In effects coding, we code the group of interest with a 1, just as we would for dummy coding. The principal difference is that we code −1 for the group we are least interested in. Since we continue to use a g – 1 coding scheme, it is in fact the −1 coded group that will not produce data, hence the fact that we are least interested in that group. A code of 0 is assigned to all other groups.
The b values should be interpreted such that the experimental group is being compared against the mean of all groups combined (or weighted grand mean in the case of weighted effects coding). Therefore, yielding a negative b value would entail the coded group as having scored less than the mean of all groups on the dependent variable. Using our previous example of optimism scores among nationalities, if the group of interest is Italians, observing a negative b value suggest they score obtain a lower optimism score.
The following table is an example of effects coding with Other as the group of least interest.
| Nationality | C1 | C2 | C3 |
| French | 0 | 0 | 1 |
| Italian | 1 | 0 | 0 |
| German | 0 | 1 | 0 |
| Other | −1 | −1 | −1 |
Regression Models with Nonlinear Terms
Nonlinear regression is a form of regression analysis in which observational data are modeled by a function which is a nonlinear combination of the model parameters and depends on one or more independent variables. The data are fitted by a method of successive approximations.
While a linear equation has one basic form, nonlinear equations can take many different forms. The easiest way to determine whether an equation is nonlinear is to focus on the term “nonlinear” itself. Literally, it’s not linear. If the equation doesn’t meet the criteria above for a linear equation, it’s nonlinear.
Unlike linear regression, these functions can have more than one parameter per predictor variable.
| Nonlinear function | One possible shape |
| Power (convex): Theta1 * X^Theta2 | |
| Weibull growth: Theta1 + (Theta2 – Theta1) * exp(-Theta3 * X^Theta4) | |
| Fourier: Theta1 * cos(X + Theta4) + (Theta2 * cos(2*X + Theta4) + Theta3 |
The data consist of error-free independent variables (explanatory variables), x, and their associated observed dependent variables (response variables), y. Each y is modeled as a random variable with a mean given by a nonlinear function f(x,β). Systematic error may be present but its treatment is outside the scope of regression analysis. If the independent variables are not error-free, this is an errors-in-variables model, also outside this scope.

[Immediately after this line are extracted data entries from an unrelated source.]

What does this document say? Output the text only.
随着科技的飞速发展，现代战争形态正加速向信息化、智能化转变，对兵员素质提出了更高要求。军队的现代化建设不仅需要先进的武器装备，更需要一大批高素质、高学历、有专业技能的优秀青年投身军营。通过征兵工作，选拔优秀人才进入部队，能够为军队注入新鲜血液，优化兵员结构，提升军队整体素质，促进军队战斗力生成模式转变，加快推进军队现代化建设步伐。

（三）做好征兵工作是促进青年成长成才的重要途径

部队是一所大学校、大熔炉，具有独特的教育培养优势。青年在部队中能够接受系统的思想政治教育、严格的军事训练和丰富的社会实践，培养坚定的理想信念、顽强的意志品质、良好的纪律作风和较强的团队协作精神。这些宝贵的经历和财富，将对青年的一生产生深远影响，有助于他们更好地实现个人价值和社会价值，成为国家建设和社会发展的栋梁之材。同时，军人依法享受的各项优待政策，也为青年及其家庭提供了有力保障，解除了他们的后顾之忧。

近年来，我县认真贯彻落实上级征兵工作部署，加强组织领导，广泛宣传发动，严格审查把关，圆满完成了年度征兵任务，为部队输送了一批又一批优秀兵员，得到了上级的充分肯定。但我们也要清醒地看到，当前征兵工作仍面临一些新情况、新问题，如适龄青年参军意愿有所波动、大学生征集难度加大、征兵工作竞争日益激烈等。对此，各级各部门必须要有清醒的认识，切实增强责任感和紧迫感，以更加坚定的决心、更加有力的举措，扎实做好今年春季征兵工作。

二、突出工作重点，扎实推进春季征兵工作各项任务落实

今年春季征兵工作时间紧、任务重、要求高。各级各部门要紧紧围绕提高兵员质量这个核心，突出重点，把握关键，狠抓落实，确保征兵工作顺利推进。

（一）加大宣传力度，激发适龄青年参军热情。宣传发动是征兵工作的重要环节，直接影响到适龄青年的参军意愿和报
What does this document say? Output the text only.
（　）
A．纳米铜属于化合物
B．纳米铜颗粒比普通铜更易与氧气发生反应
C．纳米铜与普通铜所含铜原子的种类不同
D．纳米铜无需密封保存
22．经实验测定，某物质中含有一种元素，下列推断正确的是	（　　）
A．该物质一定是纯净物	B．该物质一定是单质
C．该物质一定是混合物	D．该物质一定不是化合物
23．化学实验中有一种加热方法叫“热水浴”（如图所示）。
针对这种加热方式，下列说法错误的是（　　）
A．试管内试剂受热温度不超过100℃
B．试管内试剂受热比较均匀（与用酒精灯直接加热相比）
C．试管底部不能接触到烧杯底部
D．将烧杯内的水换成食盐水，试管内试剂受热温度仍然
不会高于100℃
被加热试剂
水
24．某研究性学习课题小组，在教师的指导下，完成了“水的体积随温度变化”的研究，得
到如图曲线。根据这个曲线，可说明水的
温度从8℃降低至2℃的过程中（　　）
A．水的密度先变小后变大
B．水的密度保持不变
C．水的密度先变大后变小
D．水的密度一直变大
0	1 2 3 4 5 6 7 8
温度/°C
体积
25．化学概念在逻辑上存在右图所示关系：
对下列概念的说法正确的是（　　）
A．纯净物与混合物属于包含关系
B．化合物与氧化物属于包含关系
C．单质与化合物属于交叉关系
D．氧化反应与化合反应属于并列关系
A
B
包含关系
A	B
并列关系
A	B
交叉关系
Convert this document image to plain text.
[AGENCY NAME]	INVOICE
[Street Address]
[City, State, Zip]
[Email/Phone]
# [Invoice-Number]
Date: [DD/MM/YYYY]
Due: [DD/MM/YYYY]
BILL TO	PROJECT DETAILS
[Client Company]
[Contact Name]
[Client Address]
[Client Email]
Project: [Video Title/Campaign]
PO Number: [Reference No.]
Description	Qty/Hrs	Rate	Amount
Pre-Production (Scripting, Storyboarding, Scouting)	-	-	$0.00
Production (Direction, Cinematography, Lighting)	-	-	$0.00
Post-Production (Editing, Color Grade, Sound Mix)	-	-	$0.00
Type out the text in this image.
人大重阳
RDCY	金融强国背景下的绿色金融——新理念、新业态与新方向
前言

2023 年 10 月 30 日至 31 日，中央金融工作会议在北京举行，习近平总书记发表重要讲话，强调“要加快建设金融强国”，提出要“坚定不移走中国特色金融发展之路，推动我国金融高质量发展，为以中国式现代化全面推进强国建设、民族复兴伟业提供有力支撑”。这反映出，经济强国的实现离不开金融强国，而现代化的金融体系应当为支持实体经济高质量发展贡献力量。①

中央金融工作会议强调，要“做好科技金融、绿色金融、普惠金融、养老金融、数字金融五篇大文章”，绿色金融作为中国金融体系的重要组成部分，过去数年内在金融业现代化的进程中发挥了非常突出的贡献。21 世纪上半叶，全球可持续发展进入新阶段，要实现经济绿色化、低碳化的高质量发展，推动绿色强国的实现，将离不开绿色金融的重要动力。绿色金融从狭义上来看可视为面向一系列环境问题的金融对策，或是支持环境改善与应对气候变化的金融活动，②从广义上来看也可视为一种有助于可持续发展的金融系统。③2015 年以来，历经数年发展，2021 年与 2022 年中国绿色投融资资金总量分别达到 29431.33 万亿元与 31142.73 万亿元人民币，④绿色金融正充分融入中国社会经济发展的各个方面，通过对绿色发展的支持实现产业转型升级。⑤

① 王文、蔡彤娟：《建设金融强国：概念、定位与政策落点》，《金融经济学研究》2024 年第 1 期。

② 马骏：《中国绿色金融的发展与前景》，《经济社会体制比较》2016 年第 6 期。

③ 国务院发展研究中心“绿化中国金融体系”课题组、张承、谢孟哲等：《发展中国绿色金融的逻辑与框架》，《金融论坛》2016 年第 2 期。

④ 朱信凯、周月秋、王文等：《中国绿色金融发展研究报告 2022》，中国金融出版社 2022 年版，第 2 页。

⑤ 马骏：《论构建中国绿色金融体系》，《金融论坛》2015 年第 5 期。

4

In general, there is no closed-form expression for the best-fitting parameters, as there is in linear regression. Usually numerical optimization algorithms are applied to determine the best-fitting parameters. Again in contrast to linear regression, there may be many local minima of the function to be optimized and even the global minimum may produce a biased estimate. In practice, estimated values of the parameters are used, in conjunction with the optimization algorithm, to attempt to find the global minimum of a sum of squares.